Perspektif Restorative Justice Dalam Peradilan di Indonesia



Eksistensi proses restorative justice sebagai alternatif penyelesaian perkara pidana sangat ditentukan oleh kesadaran dan pengetahuan masyarakat itu sendiri, termasuk aparat penegak hukumnya. Pemahaman peradilan yang hanya mengedepankan penerapan aturan membuktikan kesalahan pelaku dan lalu menghukumnya tidak akan bisa menerima konsep ini. Baginya peradilan adalah hak negara untuk mengenakan sanksi kepada warganya yang telah melanggar aturan. Penjeraan dan atau rehabilitasi menjadi faktor yang sangat populis di dalamnya, perhatian peradilan didominasi oleh kepentingan pelaku, masyarakat dan negara.

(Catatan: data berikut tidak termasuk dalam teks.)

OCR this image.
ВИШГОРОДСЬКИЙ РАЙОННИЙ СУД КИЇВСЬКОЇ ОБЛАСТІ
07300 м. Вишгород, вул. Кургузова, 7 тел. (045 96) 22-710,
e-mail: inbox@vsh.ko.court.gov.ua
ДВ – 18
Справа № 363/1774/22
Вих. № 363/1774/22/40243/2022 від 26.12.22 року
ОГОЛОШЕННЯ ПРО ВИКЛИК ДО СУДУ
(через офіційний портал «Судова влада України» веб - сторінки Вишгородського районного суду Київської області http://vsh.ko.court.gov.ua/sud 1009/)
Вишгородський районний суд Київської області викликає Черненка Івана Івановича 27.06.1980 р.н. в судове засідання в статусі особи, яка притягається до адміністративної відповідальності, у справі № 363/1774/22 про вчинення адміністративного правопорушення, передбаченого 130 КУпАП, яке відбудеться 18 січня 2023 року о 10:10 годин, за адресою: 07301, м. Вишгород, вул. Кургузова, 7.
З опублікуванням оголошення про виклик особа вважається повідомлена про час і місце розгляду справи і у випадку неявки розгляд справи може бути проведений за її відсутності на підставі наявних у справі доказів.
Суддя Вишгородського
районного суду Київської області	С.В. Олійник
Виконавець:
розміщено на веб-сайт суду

Restorative justice lebih pada penyelesaian masalah antara para pihak dalam hubungan sosial dari pada menghadapkan pelaku dengan aparat pemerintah. Falsafah just peace principle diintegrasikan dengan the process of meeting, discussing and actively participating in the resolution of the criminal matter. Integrasi pelaku di satu sisi dan korban, masyarakat di lain sisi sebagai satu kesatuan untuk mencari solusi serta kembali pada pola hubungan baik dalam masyarakat.
Perubahan paradigma berpikir ini perlu di dukung dengan kebijakan legislasi nasional serta pemahaman perkembangan keilmuan di dunia peradilan. Di Brasil model penyelesaian dengan restorative ini dibangun melalui pendidikan sosial (sosial-pedagogis).[1] Artinya bahwa model ‘restorative circles’ dibangun dari social-pedagogical point of view atau melalui pandangan edukasi sosial bahwa sebab dan akibat masalah kejahatan adalah sebagai persoalan sosial.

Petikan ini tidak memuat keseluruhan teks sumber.